- Supreme Court of the United States

Argued January 24–28, 31, February 1–4, 7–8, 1887 Decided March 19, 1888
- Full case name: Dolbear v. American Bell Telephone Company; Molecular Telephone Company v. American Bell Telephone Company; American Bell Telephone Company v. Molecular Telephone Company; Clay Commercial Telephone Company v. American Bell Telephone Company; People's Telephone Company v. American Bell Telephone Company; Overland Telephone Company v. American Bell Telephone Company
- Citations: 126 U.S. 1 (more) 8 S. Ct. 778; 31 L. Ed. 863

Holding
- The Bell Company patent was valid.

Court membership
- Chief Justice Morrison Waite Associate Justices Samuel F. Miller · Stephen J. Field Joseph P. Bradley · John M. Harlan Stanley Matthews · Horace Gray Samuel Blatchford · Lucius Q. C. Lamar II

Case opinions
- Majority: Waite, joined by Miller, Matthews, Blatchford
- Dissent: Bradley, joined by Field, Harlan
- Gray and Lamar took no part in the consideration or decision of the case.

= The Telephone Cases =

The Telephone Cases, 126 U.S. 1 (1888), were a series of U.S. court cases in the 1870s and the 1880s related to the invention of the telephone, which culminated in an 1888 decision of the U.S. Supreme Court that upheld the priority of the patents belonging to Alexander Graham Bell. Those patents were used by the American Bell Telephone Company and the Bell System, although they had also acquired critical microphone patents from Emile Berliner.

The objector (or plaintiff) in the Supreme Court case was initially the Western Union telegraph company, which was then a far-larger and better financed competitor than American Bell Telephone. Western Union advocated several more recent patent claims of Daniel Drawbaugh, Elisha Gray, Antonio Meucci, and Philip Reis in a bid to invalidate Alexander Graham Bell's master and subsidiary telephone patents dating from March 1876. A decision for Western Union would have immediately destroyed the Bell Telephone Company, and might have allowed the former company, instead of the latter, to become the world's largest telecommunications monopoly.

The Supreme Court came within one vote of overturning the Bell patent because of the eloquence of lawyer Lysander Hill for the Peoples Telephone Company. In a lower court, the Peoples Telephone Company stock rose briefly during the early proceedings but dropped after its claimant, Daniel Drawbaugh, took the stand and testified: "I don't remember how I came to it. I had been experimenting in that direction. I don't remember of getting at it by accident either. I don't remember of anyone talking to me of it."

In the case, the Supreme Court affirmed:

- Dolbear v. American Bell Tel. Co., 15 F. 448, 17 F. 604,
- Molecular Tel. Co. v. American Bell Tel. Co., 32 F. 214, and
- People's Tel. Co. v. American Bell Tel. Co., 22 F. 309 and 25 F. 725.

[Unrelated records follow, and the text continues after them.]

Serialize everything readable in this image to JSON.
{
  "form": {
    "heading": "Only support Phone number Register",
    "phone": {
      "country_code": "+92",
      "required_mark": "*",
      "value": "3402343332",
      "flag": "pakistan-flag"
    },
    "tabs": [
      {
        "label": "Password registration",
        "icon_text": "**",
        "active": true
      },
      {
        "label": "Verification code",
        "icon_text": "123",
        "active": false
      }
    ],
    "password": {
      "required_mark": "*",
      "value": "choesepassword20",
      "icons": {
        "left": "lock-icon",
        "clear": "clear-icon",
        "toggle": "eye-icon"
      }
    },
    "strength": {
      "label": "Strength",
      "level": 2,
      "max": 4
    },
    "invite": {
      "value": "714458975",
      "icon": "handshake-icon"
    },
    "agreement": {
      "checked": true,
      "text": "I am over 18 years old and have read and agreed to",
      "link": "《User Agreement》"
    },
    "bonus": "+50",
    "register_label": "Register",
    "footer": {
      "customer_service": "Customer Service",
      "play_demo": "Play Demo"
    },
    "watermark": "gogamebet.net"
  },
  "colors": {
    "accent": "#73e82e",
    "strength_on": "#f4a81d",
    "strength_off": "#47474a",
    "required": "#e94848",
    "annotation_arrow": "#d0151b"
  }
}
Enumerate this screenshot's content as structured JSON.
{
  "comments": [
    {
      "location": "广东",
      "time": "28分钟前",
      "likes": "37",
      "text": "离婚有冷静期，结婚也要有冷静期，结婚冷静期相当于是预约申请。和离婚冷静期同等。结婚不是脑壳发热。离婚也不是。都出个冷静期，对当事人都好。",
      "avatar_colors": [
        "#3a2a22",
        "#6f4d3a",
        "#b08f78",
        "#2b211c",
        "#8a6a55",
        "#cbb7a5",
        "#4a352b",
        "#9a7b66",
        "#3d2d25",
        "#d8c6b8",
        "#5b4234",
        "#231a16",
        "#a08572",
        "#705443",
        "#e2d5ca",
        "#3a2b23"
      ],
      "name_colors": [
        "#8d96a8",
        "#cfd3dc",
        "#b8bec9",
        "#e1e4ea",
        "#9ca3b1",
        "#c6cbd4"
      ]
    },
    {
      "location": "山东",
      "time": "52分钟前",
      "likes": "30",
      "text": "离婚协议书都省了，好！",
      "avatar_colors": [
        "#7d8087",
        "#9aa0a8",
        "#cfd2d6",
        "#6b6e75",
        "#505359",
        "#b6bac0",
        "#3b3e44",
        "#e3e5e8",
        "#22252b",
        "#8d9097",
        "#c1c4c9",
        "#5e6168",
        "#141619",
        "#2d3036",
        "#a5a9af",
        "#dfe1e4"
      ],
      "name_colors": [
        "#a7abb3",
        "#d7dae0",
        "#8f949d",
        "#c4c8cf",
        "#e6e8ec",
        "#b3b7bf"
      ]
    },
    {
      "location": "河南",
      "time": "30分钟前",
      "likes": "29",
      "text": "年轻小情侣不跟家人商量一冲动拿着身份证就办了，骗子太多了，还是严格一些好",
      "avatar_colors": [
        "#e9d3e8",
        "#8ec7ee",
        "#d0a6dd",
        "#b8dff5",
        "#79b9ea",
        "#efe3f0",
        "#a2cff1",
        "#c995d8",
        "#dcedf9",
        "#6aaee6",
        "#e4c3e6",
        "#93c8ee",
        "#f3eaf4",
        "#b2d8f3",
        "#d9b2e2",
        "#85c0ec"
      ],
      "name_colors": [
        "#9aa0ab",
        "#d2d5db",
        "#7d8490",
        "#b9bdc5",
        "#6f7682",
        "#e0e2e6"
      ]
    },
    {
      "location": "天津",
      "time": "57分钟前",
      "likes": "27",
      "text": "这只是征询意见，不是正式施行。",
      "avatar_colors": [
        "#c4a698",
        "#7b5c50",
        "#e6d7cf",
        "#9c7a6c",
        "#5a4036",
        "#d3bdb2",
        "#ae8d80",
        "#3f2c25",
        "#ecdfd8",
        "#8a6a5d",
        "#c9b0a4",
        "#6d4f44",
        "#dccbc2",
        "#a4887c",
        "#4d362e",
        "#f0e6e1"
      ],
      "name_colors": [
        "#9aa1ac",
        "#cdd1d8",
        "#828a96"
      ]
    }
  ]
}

The Supreme Court reversed American Bell Tel Co. v. Molecular Tel. Co., 32 F. 214.

Bell's second fundamental patent expired on January 30, 1894, when the gates were then opened to independent telephone companies to compete with the Bell System. In all, the American Bell Telephone Company and its successor, AT&T, litigated 587 court challenges to its patents, including five that went to the US Supreme Court and, aside from two minor contract lawsuits, never lost a single case that was concluded with a final stage judgment.

==Size==

The Court's decision in the Telephone Cases is notable for the size of the opinions delivered; together, they occupy the entire 126th volume of the United States Reports.

== Notable cases ==

Among the notable court cases involving the Bell Telephone Company, later renamed to the American Bell Telephone Company, were those related to challenges by Elisha Gray, a principal in Western Electric, as depicted in the Elisha Gray and Alexander Bell telephone controversy.

Additionally the Bell Company became embroiled in a number of challenges from those companies associated with Antonio Meucci, as shown in the Canadian Parliamentary Motion on Alexander Graham Bell, itself a response to the United States HRes. 269 on Antonio Meucci.